The House Education Subcommittee on SOL/SOQ met this morning and heard the following pieces of legislation.

HB 1736 (Adams, D) Excludes school nurse positions from requirements for student support positions and instead requires each local school board to employ at least one full-time equivalent school nurse position in each elementary school, middle school, and high school in the local school division. The bill defines a school nurse as a registered nurse engaged in the specialized practice of nursing who protects and promotes student health, facilitates optimal development, and advances academic success. The bill reported with substitute by a 6-2 vote of the committee.

HB 1865 (Delaney) Requires reading intervention services for students in kindergarten through grade three who demonstrate deficiencies based on their individual performance on the Standards of Learning reading test or any reading diagnostic test that meets criteria established by the Department of Education to be evidence-based and aligned with the science of reading and structured literacy approaches, both defined in the bill, and to include the components of effective reading instruction and explicit, systematic, sequential, and cumulative instruction. The bill requires the parent of each student who receives such reading intervention services to be notified before the services begin and the progress of each such student to be monitored throughout the provision of services. The bill also requires the Department of Education, no later than the beginning of the 2021%962022 school year, to compile and provide to each local school division a list of materials, resources, and curriculum programs that are supported by the science of reading and based on instruction that is explicit, systematic, cumulative, and diagnostic, including (i) evidence-based dyslexia programs that are aligned to structured literacy or grounded in the Orton-Gillingham methodology and (ii) evidence-based reading intervention programs, including programs that are grounded in the science of reading. The bill reported 8-0 with amendment.

HB 1924 (Kilgore) Permits any local school board that governs a school division (i) in which the locality is designated as fiscally at-risk or fiscally distressed by the Appalachian Regional Commission in the most recent fiscal year or is determined to have above-average fiscal stress or high fiscal stress by the Virginia Commission on Local Government in its most recent "Report on Comparative Revenue Capacity, Revenue Effort, and Fiscal Stress of Virginia Counties and Cities" and (ii) for which the composite index of local ability to pay is less than or equal to 0.2000 to expend up to 25 percent of the required local effort for basic aid for debt service on school building capital renovation or construction projects. The bill provides that in the event that the school division no longer meets such criteria, the local school board shall develop and implement a plan to readjust expenditures of the required local effort for basic aid over the course of no more than four fiscal years. The bill also provides that in the event that a school division that no longer met such criteria subsequently meets the criteria again after developing a plan, the local school board may seek the approval of the Superintendent of Public Instruction to amend such plan. The bill has an expiration date of July 1, 2033. The bill was Laid on the Table by a 5-3 vote of the committee.

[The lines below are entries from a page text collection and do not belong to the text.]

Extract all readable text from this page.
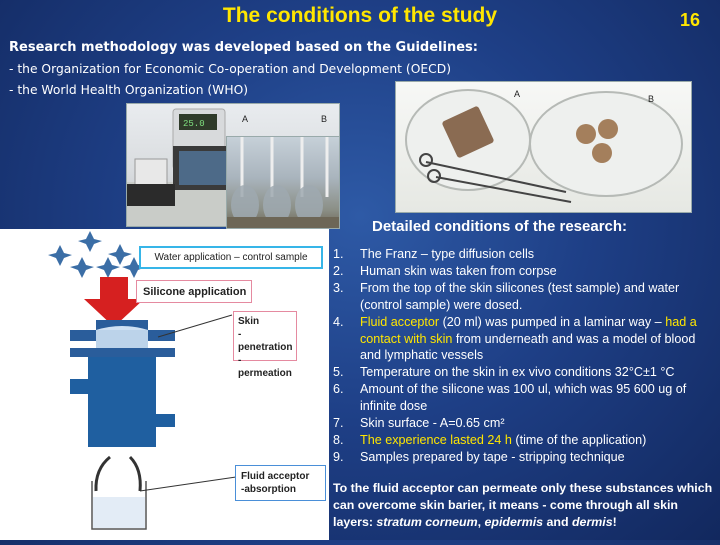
The conditions of the study	16
Research methodology was developed based on the Guidelines:
- the Organization for Economic Co-operation and Development (OECD)
- the World Health Organization (WHO)
25.0	A	B
A	B
Detailed conditions of the research:
Water application – control sample
Silicone application
Skin
-penetration
-permeation
Fluid acceptor
-absorption
1. The Franz – type diffusion cells
2. Human skin was taken from corpse
3. From the top of the skin silicones (test sample) and water (control sample) were dosed.
4. Fluid acceptor (20 ml) was pumped in a laminar way – had a contact with skin from underneath and was a model of blood and lymphatic vessels
5. Temperature on the skin in ex vivo conditions 32°C±1 °C
6. Amount of the silicone was 100 ul, which was 95 600 ug of infinite dose
7. Skin surface - A=0.65 cm²
8. The experience lasted 24 h (time of the application)
9. Samples prepared by tape - stripping technique
To the fluid acceptor can permeate only these substances which can overcome skin barier, it means - come through all skin layers: stratum corneum, epidermis and dermis!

HB 1924 (Aird) Makes several changes to the Standards of Quality, including requiring the establishment of units in the Department of Education to oversee work-based learning and principal mentorship statewide in Standard 1 and requiring the Board of Education to establish and oversee the local implementation of teacher leader and teacher mentor programs in Standard 5. The bill also makes several changes relating to school personnel in Standard 2, including (i) establishing schoolwide ratios of students to teachers in certain schools with high concentrations of poverty and granting flexibility to provide compensation adjustments to teachers in such schools; (ii) requiring each school board to assign licensed personnel in a manner that provides an equitable distribution of experienced, effective teachers and other personnel among all schools in the local school division; (iii) requiring each school board to employ teacher leaders and teacher mentors at specified student-to-position ratios; (iv) requiring state funding in addition to basic aid to support at-risk students and granting flexibility in the use of such funds by school boards; (v) lowering the ratio of English language learner students to teachers; (vi) requiring each school board to employ reading specialists and establishing a student-to-position ratio for such specialists; (vii) requiring school boards to employ one full-time principal in each elementary school; (viii) lowering the ratio of students to assistant principals and school counselors in elementary, middle, and high schools; and (ix) requiring each school board to provide at least four specialized student support positions, including school social workers, school psychologists, school nurses, licensed behavior analysts, licensed assistant behavior analysts, and other licensed health and behavioral positions, per 1,000 students. The bill was reported with a recommendation for referral to the House Appropriations Committee 8-0.

The committee chose to Pass by for the Day HB 1826, HB 1827, HB 1855, and HB 1947. These bills will be heard by the subcommittee at its January 25, 2021 meeting.

Due to time restraints, the committee will have to meet 1/2 hour after the House of Delegates adjourns from floor activity to complete its docket.